Multiple entries from one mainfile
Currently we maintain a strict 1:1 relationship between entries and mainfile. Each entry has exactly one mainfile and each entry is created based on a mainfile matching a parser.
To support excel, or other table data, formats (#737 (closed)), we need to break this 1:1 relationship. One excel-file might contain the data of many entries (e.g. each row one entry).
Mainfiles are not database entities. They only exist as paths stored under the mainfile key. In this sense, there is no actual database relationship. In principle, many entries could show the same mainfile path. However, the mainfile path determines the entry_id. Each entry_id is a hash on the upload_id and the mainfile. Furthermore, we use use upload_id + mainfile to refer to entries in archive references. We also use the mainfile to refer to entries in nomad.yaml files. There is some merit in maintaining unique mainfile paths for each entry.

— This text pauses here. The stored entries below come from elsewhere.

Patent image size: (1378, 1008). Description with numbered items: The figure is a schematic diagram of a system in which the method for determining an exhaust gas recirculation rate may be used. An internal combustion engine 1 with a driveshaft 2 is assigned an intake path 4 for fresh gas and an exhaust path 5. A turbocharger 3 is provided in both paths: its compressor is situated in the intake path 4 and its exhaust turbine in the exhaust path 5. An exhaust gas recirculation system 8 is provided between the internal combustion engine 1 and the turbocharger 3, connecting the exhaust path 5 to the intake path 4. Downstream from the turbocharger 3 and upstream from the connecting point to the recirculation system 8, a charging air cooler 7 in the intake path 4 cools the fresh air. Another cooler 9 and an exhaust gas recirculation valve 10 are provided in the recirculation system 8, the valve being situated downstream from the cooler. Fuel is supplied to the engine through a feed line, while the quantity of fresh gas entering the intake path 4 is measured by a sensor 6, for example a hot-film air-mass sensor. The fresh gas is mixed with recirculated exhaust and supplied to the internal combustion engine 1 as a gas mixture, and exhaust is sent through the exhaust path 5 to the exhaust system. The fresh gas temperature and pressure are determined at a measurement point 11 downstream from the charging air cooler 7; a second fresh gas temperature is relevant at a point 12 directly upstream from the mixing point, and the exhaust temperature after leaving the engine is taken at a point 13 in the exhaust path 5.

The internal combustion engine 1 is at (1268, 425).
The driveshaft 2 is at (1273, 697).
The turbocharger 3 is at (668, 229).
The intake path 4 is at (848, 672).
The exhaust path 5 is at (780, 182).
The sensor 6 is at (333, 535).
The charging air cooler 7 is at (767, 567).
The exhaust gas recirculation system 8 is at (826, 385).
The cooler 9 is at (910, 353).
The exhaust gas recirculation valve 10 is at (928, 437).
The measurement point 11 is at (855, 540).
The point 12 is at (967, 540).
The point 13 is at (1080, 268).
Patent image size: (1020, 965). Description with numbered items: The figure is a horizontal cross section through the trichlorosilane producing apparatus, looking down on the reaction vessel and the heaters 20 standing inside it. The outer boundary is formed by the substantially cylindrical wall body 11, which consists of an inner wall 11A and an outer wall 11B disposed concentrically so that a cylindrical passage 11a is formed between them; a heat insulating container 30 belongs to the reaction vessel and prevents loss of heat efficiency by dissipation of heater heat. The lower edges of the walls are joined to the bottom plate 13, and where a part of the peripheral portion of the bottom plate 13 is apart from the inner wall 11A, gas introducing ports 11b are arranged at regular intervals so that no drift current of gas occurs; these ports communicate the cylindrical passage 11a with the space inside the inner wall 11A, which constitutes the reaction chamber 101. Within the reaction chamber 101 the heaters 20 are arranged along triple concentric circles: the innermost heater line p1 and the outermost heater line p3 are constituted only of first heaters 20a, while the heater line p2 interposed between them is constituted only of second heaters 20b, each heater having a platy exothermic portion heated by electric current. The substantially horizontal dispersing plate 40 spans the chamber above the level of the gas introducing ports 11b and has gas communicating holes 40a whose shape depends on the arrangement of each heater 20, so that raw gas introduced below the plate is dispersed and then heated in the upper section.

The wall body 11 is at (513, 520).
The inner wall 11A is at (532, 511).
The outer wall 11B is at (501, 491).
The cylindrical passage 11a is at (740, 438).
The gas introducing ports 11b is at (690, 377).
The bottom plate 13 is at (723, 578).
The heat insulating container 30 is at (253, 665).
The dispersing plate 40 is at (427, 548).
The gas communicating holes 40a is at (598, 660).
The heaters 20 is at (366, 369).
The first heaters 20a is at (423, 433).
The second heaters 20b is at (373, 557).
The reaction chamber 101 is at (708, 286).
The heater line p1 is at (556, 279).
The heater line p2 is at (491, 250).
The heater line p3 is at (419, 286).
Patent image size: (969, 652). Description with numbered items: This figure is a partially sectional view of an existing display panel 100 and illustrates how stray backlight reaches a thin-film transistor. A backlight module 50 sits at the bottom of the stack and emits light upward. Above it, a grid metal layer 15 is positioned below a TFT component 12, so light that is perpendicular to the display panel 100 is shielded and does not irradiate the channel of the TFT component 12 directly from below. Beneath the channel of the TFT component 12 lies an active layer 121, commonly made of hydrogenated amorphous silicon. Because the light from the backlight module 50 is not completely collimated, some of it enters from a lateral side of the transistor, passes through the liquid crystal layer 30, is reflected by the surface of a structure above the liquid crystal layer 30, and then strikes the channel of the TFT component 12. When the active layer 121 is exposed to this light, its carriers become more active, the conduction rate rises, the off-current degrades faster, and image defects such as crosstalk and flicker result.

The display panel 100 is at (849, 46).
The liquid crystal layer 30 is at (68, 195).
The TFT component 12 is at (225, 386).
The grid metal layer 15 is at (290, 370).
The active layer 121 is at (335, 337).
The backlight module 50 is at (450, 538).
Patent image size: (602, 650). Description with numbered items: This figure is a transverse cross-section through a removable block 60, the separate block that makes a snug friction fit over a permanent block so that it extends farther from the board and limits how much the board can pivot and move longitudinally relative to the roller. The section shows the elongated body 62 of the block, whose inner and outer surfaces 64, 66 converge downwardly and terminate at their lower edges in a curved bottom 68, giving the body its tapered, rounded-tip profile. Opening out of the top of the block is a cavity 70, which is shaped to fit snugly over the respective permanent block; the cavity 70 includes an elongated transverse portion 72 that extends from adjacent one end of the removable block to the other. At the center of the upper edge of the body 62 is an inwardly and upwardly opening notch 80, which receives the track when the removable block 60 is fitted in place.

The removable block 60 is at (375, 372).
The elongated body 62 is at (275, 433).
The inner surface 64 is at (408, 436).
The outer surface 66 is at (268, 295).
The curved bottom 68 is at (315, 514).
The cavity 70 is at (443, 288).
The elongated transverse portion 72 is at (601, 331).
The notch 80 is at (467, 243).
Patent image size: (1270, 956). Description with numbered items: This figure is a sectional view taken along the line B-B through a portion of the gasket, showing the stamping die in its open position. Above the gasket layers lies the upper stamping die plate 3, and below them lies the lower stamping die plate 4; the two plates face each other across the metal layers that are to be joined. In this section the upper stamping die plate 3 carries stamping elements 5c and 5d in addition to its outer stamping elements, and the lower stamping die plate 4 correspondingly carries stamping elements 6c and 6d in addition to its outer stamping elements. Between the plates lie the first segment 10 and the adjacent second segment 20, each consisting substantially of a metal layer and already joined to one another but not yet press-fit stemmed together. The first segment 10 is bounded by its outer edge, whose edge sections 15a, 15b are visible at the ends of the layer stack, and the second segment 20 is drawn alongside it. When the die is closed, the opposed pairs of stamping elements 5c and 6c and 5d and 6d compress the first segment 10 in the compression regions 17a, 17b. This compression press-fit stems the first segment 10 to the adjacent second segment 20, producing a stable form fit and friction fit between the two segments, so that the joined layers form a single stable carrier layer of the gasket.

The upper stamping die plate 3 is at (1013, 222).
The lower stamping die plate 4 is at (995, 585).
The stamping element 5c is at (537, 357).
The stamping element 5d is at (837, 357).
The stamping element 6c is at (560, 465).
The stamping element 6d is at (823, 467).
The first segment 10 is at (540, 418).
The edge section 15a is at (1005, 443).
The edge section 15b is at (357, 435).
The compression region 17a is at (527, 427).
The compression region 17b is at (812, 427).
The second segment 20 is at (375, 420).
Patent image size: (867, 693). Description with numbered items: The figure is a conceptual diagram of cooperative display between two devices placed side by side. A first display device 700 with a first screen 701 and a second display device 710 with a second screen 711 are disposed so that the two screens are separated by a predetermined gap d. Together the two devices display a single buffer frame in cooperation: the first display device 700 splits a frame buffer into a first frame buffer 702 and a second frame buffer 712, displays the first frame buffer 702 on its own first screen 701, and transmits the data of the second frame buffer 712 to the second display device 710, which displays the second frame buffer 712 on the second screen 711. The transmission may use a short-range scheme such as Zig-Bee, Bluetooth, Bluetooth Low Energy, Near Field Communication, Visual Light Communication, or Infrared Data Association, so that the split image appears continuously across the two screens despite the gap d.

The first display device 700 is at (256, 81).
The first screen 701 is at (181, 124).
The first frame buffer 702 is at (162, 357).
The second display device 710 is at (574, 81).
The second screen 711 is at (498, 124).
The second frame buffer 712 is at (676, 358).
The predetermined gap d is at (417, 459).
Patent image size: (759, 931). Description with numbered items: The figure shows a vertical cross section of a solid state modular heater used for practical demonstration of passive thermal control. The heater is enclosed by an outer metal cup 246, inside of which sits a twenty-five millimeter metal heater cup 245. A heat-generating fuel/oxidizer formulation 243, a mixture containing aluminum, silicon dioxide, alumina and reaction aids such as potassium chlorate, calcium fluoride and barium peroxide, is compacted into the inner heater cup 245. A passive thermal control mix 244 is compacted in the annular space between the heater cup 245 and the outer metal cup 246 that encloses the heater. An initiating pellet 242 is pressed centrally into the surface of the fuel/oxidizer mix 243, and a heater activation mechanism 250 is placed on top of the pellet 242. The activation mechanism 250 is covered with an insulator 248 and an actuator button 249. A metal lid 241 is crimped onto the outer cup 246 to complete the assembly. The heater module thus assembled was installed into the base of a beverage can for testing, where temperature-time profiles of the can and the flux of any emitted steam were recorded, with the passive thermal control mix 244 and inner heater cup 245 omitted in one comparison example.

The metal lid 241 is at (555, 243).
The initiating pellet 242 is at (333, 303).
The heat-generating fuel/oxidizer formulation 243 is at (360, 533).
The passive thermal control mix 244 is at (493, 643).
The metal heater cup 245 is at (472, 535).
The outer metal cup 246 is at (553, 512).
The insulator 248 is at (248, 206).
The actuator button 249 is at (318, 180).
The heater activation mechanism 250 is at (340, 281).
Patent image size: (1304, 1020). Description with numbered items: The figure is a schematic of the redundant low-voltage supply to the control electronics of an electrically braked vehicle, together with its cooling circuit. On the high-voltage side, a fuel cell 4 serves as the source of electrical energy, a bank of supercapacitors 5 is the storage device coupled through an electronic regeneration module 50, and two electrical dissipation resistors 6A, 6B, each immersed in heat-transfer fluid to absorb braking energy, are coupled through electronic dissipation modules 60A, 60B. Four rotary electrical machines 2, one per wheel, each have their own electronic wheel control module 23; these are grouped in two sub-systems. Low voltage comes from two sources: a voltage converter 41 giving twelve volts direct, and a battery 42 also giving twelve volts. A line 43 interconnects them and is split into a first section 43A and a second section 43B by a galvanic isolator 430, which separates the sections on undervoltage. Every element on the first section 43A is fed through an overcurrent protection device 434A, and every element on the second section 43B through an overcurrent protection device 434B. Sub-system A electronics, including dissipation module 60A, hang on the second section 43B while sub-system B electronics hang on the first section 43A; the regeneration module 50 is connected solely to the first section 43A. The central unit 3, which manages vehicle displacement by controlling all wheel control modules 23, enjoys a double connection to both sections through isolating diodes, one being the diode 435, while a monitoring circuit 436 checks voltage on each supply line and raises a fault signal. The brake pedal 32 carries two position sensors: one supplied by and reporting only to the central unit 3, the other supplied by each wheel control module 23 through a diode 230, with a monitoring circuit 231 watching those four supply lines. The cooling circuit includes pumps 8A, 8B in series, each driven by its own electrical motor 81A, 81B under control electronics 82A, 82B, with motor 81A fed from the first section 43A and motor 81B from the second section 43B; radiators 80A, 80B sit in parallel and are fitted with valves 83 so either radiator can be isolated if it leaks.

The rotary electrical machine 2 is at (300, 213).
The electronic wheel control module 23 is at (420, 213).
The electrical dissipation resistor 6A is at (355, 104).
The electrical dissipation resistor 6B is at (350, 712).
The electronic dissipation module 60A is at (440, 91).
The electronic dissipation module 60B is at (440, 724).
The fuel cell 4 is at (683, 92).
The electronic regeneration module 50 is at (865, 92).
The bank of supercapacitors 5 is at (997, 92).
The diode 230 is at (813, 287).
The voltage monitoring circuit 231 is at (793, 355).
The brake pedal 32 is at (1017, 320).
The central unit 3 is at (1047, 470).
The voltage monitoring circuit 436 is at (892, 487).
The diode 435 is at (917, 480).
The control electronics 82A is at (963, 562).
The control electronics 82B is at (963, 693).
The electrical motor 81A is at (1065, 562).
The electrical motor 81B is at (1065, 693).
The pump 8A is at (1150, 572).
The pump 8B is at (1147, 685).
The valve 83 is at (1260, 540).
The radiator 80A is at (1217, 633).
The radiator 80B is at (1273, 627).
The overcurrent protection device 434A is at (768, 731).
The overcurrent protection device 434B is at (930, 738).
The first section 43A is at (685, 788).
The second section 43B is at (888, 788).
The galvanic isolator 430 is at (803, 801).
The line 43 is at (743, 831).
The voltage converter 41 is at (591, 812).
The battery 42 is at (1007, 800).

One solution could be to add a "kicker" or "tie-breaker" to the mainfile path. E.g. the "mainfile" /path/to/mainfile.xls:23
could refer to a certain "part" of the actual /path/to/mainfile.xls
file. The matching part of a parser could optionally provide a list of these "tie-breakers" instead of a true/false
value. In theses cases, we can run the parser n times to create an entry for each tie-breaker with <path/to/file>:<tie-breaker>
as mainfiles. This would only require to extend the matching interface and matching part of the processing (and parse cli). We also might need slight modifications to the GUI where we mark files are mainfiles.